Protests continue as political leaders look to negotiate solutions, while business leaders, opposition politicians and ordinary people call for immediate action to end the disruptions, which have already seen more than 80 arrests.
Trudeau and B.C. Premier John Horgan spoke Thursday about the need to work together to resolve the pipeline tensions that have resulted in solidarity blockades in Ontario, Manitoba and B.C.
Indigenous leaders in B.C.'s northwest have invited federal and provincial politicians to meetings to find solutions, and said they would ensure a blockade of a Canadian National Railway track near New Hazelton, B.C., would come down during talks.
CN spokesman Jonathan Abecassis confirmed Friday morning the New Hazelton blockade had been lifted.
The railway said Thursday it was starting a progressive shutdown in the East, while Via Rail cancelled all service on CN tracks in Canada.
Federal Transport Minister Marc Garneau said freedom of expression and the right to peaceful protest are among the most cherished of rights, but added he is "deeply concerned" about the disruption of rail services.
There is a risk of seeing the disruptions merely as interference with the operations of profit-making companies, but they affect all Canadians, he told a news conference Friday in Toronto.
"But it is about people's jobs and livelihoods and about the transport of key supplies like food, propane, heating oil and chemicals for water treatment, agricultural products for export and so many other products," he said.
Garneau, who was meeting his provincial and territorial counterparts, as well as representatives of national Indigenous organizations, stressed that he hopes there will be peaceful resolutions to the blockade disputes.
The blockades began last week after RCMP enforced an injunction against Wet'suwet'en hereditary chiefs and their supporters, who were blocking construction of the Coastal GasLink natural gas pipeline, a key part of the $40-billion LNG Canada export project.
Horgan has rejected calls from the Opposition Liberals to seek immediate injunctions to end the blockades and protests in B.C.
"We can't just use force," he said in the legislature. "It needs to be dealt with by co-operation, by consultation, by discussion so that we can all move forward."
Liberal Leader Andrew Wilkinson said Horgan was taking an "entirely passive approach in the face of implacable protesters who are intent on shutting down constituency services, shutting down the universities, shutting down our transportation arteries."

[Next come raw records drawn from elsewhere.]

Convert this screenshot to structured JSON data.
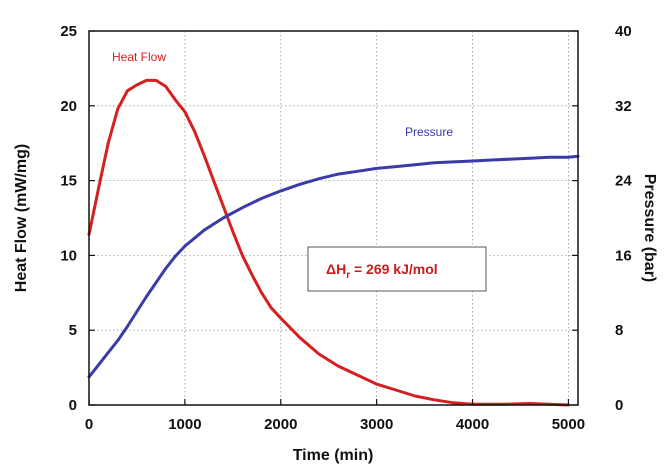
{
  "chart_data": {
    "type": "line",
    "xlabel": "Time (min)",
    "ylabel": "Heat Flow (mW/mg)",
    "y2label": "Pressure (bar)",
    "xlim": [
      0,
      5100
    ],
    "ylim": [
      0,
      25
    ],
    "y2lim": [
      0,
      40
    ],
    "x_ticks": [
      "0",
      "1000",
      "2000",
      "3000",
      "4000",
      "5000"
    ],
    "y_ticks": [
      "0",
      "5",
      "10",
      "15",
      "20",
      "25"
    ],
    "y2_ticks": [
      "0",
      "8",
      "16",
      "24",
      "32",
      "40"
    ],
    "grid": true,
    "series": [
      {
        "name": "Heat Flow",
        "axis": "left",
        "color": "#d42020",
        "x": [
          0,
          100,
          200,
          300,
          400,
          500,
          600,
          700,
          800,
          900,
          1000,
          1100,
          1200,
          1300,
          1400,
          1500,
          1600,
          1700,
          1800,
          1900,
          2000,
          2200,
          2400,
          2600,
          2800,
          3000,
          3200,
          3400,
          3600,
          3800,
          4000,
          4300,
          4600,
          5000
        ],
        "values": [
          11.4,
          14.5,
          17.5,
          19.8,
          21.0,
          21.4,
          21.7,
          21.7,
          21.3,
          20.4,
          19.6,
          18.3,
          16.7,
          15.0,
          13.3,
          11.6,
          10.0,
          8.7,
          7.5,
          6.5,
          5.8,
          4.5,
          3.4,
          2.6,
          2.0,
          1.4,
          1.0,
          0.6,
          0.35,
          0.15,
          0.05,
          0.05,
          0.1,
          0.0
        ]
      },
      {
        "name": "Pressure",
        "axis": "right",
        "color": "#3a3aa8",
        "x": [
          0,
          100,
          200,
          300,
          400,
          500,
          600,
          700,
          800,
          900,
          1000,
          1200,
          1400,
          1600,
          1800,
          2000,
          2200,
          2400,
          2600,
          2800,
          3000,
          3200,
          3400,
          3600,
          3800,
          4000,
          4200,
          4400,
          4600,
          4800,
          5000,
          5100
        ],
        "values": [
          3.0,
          4.3,
          5.6,
          6.9,
          8.4,
          10.0,
          11.6,
          13.1,
          14.6,
          15.9,
          17.0,
          18.7,
          20.0,
          21.1,
          22.1,
          22.9,
          23.6,
          24.2,
          24.7,
          25.0,
          25.3,
          25.5,
          25.7,
          25.9,
          26.0,
          26.1,
          26.2,
          26.3,
          26.4,
          26.5,
          26.5,
          26.6
        ]
      }
    ],
    "annotation": {
      "text_prefix": "ΔH",
      "text_sub": "r",
      "text_rest": " =  269 kJ/mol",
      "color": "#c41e1e"
    }
  }
}
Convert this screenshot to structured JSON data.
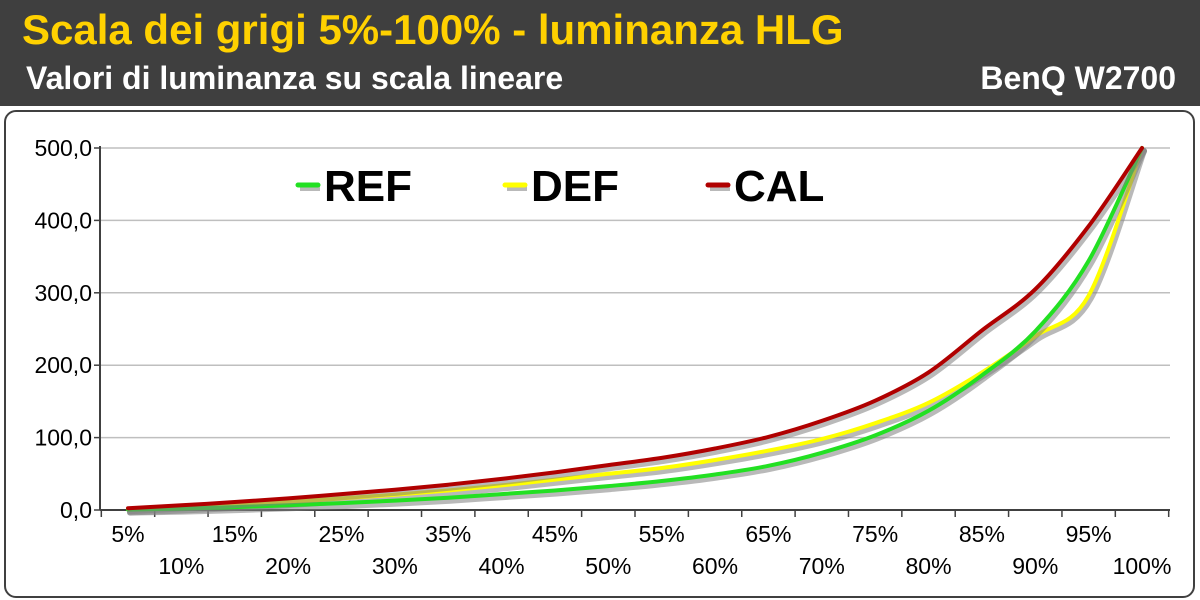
{
  "header": {
    "title": "Scala dei grigi 5%-100% - luminanza HLG",
    "subtitle": "Valori di luminanza su scala lineare",
    "brand": "BenQ W2700"
  },
  "chart_data": {
    "type": "line",
    "x": [
      "5%",
      "10%",
      "15%",
      "20%",
      "25%",
      "30%",
      "35%",
      "40%",
      "45%",
      "50%",
      "55%",
      "60%",
      "65%",
      "70%",
      "75%",
      "80%",
      "85%",
      "90%",
      "95%",
      "100%"
    ],
    "ylim": [
      0,
      500
    ],
    "yticks": [
      "0,0",
      "100,0",
      "200,0",
      "300,0",
      "400,0",
      "500,0"
    ],
    "grid": true,
    "legend_position": "top",
    "series": [
      {
        "name": "REF",
        "color": "#22e022",
        "values": [
          0.5,
          2,
          4,
          6.5,
          9.5,
          13,
          17,
          22,
          27,
          33,
          40,
          49,
          61,
          79,
          103,
          137,
          186,
          247,
          344,
          500
        ]
      },
      {
        "name": "DEF",
        "color": "#ffff00",
        "values": [
          0.8,
          3.5,
          7,
          11,
          16,
          21,
          27,
          34,
          42,
          50,
          58,
          69,
          82,
          98,
          120,
          148,
          190,
          240,
          296,
          500
        ]
      },
      {
        "name": "CAL",
        "color": "#b00000",
        "values": [
          2.5,
          6.5,
          11,
          16,
          22,
          28,
          35,
          43,
          52,
          62,
          72,
          85,
          101,
          123,
          151,
          190,
          248,
          305,
          392,
          500
        ]
      }
    ]
  }
}
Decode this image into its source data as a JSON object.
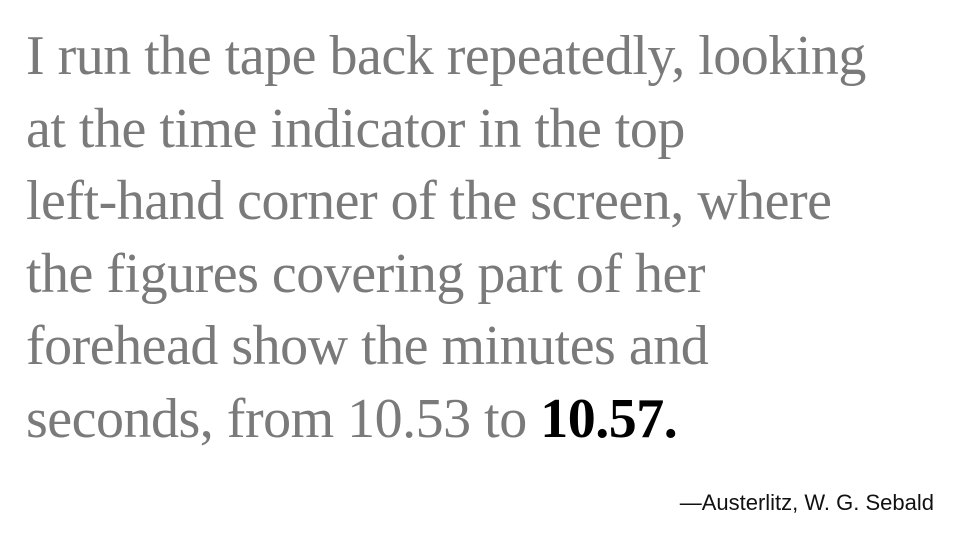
{
  "quote": {
    "lines": [
      "I run the tape back repeatedly, looking",
      "at the time indicator in the top",
      "left-hand corner of the screen, where",
      "the figures covering part of her",
      "forehead show the minutes and"
    ],
    "last_line_prefix": "seconds, from 10.53 to ",
    "last_line_emphasis": "10.57."
  },
  "attribution": "—Austerlitz, W. G. Sebald",
  "colors": {
    "quote_text": "#7a7a7a",
    "emphasis_text": "#000000",
    "attribution_text": "#111111",
    "background": "#ffffff"
  }
}
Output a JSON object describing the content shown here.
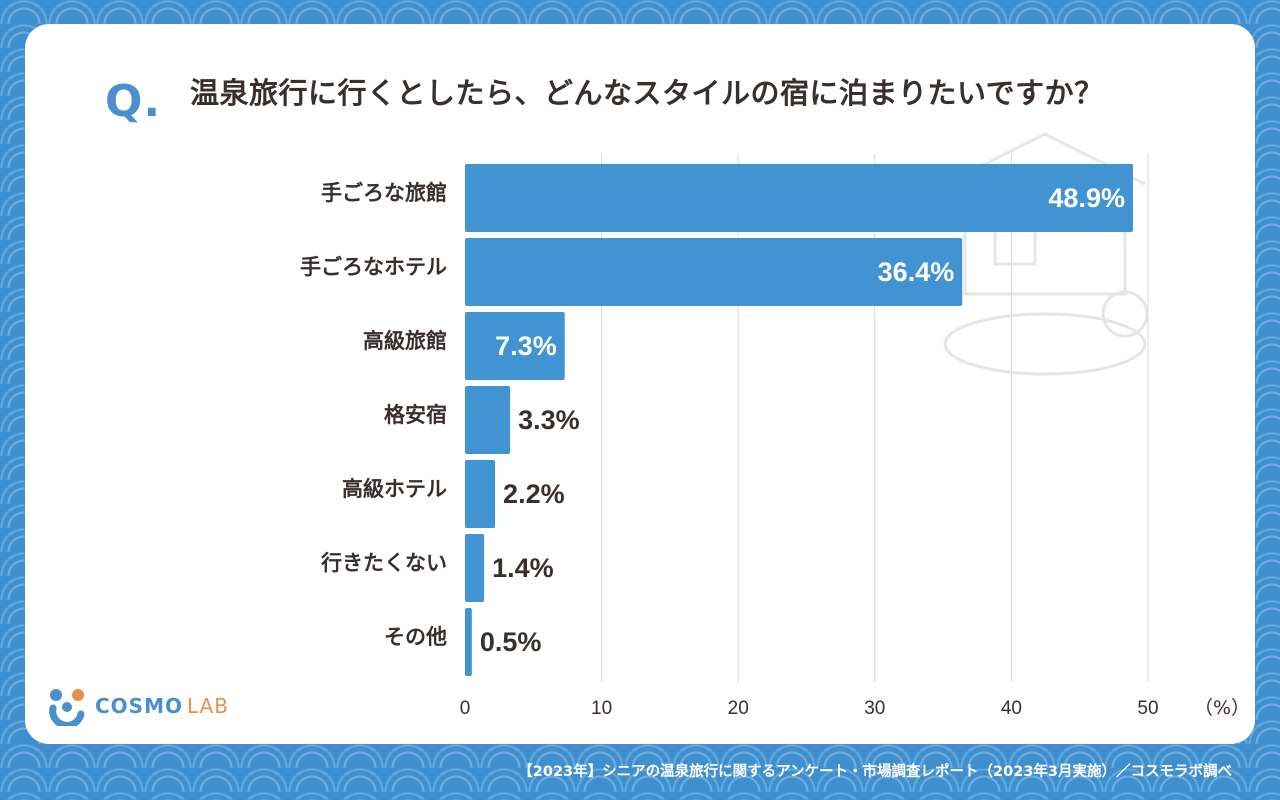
{
  "header": {
    "q_mark": "Q.",
    "question": "温泉旅行に行くとしたら、どんなスタイルの宿に泊まりたいですか？"
  },
  "logo": {
    "name_main": "COSMO",
    "name_sub": "LAB"
  },
  "footer": {
    "source": "【2023年】シニアの温泉旅行に関するアンケート・市場調査レポート（2023年3月実施）／コスモラボ調べ"
  },
  "colors": {
    "bar": "#4193d1",
    "accent": "#4a90cf",
    "text": "#3a2f2d",
    "background": "#3f8fcf"
  },
  "chart_data": {
    "type": "bar",
    "orientation": "horizontal",
    "categories": [
      "手ごろな旅館",
      "手ごろなホテル",
      "高級旅館",
      "格安宿",
      "高級ホテル",
      "行きたくない",
      "その他"
    ],
    "values": [
      48.9,
      36.4,
      7.3,
      3.3,
      2.2,
      1.4,
      0.5
    ],
    "value_labels": [
      "48.9%",
      "36.4%",
      "7.3%",
      "3.3%",
      "2.2%",
      "1.4%",
      "0.5%"
    ],
    "unit_label": "（%）",
    "xlim": [
      0,
      50
    ],
    "x_ticks": [
      0,
      10,
      20,
      30,
      40,
      50
    ],
    "grid": true,
    "legend": "none"
  }
}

Groups including Grain Growers of Canada, Forest Products Association of Canada and the Canadian Manufacturers and Exporters have said rail delays caused by the blockades are hurting their members and the economy.
Teamsters Canada, the country's largest union in the transportation sector, called on the federal government to intervene.
The union warned the impasse could put up to 6,000 employees at CN and other rail companies out of work.
Protesters have threatened to block government buildings in Victoria on Friday, but late Thursday a B.C. Supreme Court judge granted an injunction against further blockades at the legislature.
Coastal GasLink has signed agreements with all 20 elected band councils along the pipeline route.
However, Wet'suwet'en hereditary chiefs assert title to a vast 22,000-square-kilometre area and say band councils only have authority over reserve lands.
More than two dozen people have been arrested in the pipeline construction area near Houston, B.C., by RCMP enforcing an injunction order. Vancouver Police arrested more than 50 people this week enforcing an injunction order against people blocking access to Vancouver area ports.